CVE-Bench is not useful for:
- Comparing agent performance on general coding tasks: The benchmark only covers security vulnerabilities in Python projects.
- Measuring agent performance on non-Python languages: All CVEs are from Python codebases.
- Evaluating agent performance on novel vulnerability classes: The benchmark uses known CVEs with published fixes.
Technical Verdict
Use CVE-Bench when you need to measure agent reliability on real security remediation tasks. The hidden test architecture prevents overfitting to exploit patterns. The three prompt strategies expose how much context agents need to produce working fixes.
Avoid CVE-Bench if you need to evaluate agents on general coding tasks or non-Python languages. The benchmark is narrow by design. It measures one specific capability: fixing known security vulnerabilities in Python projects.
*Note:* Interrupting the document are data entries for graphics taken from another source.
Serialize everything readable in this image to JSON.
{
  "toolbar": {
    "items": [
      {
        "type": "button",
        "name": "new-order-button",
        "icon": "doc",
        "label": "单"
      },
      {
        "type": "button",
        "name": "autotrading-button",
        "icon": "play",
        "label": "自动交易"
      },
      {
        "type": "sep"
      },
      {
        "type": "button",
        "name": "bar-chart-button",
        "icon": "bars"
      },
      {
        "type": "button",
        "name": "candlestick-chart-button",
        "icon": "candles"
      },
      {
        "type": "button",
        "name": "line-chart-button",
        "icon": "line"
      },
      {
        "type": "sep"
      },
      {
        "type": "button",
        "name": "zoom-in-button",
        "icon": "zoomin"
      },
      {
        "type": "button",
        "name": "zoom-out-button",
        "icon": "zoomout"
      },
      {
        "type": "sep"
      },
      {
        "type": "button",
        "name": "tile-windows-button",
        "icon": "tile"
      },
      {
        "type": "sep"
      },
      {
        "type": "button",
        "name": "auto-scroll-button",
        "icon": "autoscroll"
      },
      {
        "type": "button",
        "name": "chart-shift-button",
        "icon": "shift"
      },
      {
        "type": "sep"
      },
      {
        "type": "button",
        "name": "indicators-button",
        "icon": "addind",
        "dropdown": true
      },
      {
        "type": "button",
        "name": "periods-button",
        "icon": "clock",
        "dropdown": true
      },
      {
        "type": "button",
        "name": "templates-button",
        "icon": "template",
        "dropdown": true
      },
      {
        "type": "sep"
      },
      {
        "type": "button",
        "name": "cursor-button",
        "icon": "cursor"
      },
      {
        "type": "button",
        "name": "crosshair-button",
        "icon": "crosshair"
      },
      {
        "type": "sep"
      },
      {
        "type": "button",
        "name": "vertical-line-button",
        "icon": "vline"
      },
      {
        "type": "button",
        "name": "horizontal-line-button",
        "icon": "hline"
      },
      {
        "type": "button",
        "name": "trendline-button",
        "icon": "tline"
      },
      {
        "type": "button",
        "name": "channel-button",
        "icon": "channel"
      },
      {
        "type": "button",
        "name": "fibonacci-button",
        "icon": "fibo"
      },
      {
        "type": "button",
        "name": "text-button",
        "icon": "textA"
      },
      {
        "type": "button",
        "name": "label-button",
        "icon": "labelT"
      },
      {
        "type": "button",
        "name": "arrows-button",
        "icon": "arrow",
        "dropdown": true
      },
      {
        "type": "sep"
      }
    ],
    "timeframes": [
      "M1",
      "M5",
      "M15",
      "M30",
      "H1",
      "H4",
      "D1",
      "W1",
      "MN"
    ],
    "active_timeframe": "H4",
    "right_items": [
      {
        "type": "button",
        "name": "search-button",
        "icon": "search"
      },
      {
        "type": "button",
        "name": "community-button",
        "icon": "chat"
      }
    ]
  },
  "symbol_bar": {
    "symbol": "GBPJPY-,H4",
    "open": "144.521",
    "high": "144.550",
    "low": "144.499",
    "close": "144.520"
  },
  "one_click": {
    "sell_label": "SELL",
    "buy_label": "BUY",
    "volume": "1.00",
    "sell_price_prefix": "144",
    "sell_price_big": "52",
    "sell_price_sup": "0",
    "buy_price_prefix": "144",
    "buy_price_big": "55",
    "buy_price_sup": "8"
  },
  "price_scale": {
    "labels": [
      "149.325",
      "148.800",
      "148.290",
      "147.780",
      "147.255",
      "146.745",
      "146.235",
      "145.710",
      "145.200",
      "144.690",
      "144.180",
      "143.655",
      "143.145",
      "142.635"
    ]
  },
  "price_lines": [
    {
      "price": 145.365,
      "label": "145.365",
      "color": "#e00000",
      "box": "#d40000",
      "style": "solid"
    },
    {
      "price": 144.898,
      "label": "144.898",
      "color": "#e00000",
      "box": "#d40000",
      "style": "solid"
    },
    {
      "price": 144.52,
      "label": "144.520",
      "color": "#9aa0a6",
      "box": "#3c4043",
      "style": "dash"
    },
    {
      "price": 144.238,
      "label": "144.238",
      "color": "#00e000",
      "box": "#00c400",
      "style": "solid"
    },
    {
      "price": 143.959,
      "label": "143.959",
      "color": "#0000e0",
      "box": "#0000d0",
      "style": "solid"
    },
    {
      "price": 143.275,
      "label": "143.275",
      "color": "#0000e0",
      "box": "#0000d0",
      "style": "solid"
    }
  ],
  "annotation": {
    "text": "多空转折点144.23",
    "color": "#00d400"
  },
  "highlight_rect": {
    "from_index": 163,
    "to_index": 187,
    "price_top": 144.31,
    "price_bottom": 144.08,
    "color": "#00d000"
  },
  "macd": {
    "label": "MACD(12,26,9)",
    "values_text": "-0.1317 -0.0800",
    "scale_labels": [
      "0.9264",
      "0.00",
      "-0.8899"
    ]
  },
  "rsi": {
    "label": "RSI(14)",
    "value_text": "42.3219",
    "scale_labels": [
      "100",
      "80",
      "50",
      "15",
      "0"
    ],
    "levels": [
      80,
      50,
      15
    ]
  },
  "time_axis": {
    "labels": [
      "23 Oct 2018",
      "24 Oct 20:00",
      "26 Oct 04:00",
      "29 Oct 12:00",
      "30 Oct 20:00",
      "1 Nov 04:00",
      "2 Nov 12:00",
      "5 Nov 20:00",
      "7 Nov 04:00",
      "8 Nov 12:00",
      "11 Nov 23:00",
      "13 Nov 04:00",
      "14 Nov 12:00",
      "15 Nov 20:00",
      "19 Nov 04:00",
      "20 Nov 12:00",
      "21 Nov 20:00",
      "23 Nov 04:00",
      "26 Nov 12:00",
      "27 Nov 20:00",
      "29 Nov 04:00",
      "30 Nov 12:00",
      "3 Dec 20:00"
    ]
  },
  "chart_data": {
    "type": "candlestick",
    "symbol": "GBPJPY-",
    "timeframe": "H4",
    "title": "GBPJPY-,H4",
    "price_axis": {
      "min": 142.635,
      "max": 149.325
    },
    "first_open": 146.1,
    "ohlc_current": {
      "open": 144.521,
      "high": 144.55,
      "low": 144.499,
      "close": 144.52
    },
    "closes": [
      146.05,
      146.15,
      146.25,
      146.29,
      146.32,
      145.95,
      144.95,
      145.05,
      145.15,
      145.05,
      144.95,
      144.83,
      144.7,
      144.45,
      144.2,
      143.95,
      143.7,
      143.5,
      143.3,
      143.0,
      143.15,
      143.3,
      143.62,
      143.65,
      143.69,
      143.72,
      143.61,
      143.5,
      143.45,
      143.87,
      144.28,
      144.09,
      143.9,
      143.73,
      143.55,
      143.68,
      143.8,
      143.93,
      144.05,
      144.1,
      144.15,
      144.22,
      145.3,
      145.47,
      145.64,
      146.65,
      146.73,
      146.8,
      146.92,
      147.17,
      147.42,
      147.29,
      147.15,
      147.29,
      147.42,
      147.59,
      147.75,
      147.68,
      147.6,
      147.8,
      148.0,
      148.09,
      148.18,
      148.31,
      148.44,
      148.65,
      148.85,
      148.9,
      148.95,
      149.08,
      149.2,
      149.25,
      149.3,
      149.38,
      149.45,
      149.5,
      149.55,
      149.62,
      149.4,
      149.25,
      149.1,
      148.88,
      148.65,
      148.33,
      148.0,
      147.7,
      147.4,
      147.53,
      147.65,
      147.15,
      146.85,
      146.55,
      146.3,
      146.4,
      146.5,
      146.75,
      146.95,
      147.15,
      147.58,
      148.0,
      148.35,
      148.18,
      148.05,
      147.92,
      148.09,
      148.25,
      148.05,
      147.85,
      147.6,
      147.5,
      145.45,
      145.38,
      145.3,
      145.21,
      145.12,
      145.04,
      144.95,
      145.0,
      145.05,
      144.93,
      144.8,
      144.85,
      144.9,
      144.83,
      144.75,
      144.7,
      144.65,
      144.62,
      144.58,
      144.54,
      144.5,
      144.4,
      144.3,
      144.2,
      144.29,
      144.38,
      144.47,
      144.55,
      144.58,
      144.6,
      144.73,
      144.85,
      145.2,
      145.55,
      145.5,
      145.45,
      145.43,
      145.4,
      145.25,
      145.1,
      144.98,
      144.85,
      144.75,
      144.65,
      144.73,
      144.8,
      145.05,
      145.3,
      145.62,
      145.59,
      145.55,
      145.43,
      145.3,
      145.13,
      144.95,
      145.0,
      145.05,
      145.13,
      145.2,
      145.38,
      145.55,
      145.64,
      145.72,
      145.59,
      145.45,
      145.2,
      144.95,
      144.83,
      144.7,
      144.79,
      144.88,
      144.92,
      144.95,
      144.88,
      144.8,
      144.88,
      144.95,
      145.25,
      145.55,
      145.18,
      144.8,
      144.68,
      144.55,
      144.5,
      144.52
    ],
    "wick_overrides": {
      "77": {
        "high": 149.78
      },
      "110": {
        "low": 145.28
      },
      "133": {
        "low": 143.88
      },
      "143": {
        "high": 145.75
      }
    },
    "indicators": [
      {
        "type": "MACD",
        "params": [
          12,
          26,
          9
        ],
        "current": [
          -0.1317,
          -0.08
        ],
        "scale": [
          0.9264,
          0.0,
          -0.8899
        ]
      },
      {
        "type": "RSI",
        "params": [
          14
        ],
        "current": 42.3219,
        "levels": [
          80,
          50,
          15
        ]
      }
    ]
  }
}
The results suggest that agents are not yet reliable enough for autonomous security remediation. The 50% solve rate means half of all fixes fail. The false positive failure mode means some fixes create false confidence. Human review remains essential.
For production workflows, use agents as assistants, not replacements. Let the agent generate a candidate patch. Have a human reviewer validate the fix against the vulnerability class, not just the regression tests. Run the hidden security tests before merging.
The cost analysis suggests using smaller models for initial patch generation and larger models for validation. This two-stage approach balances cost and reliability.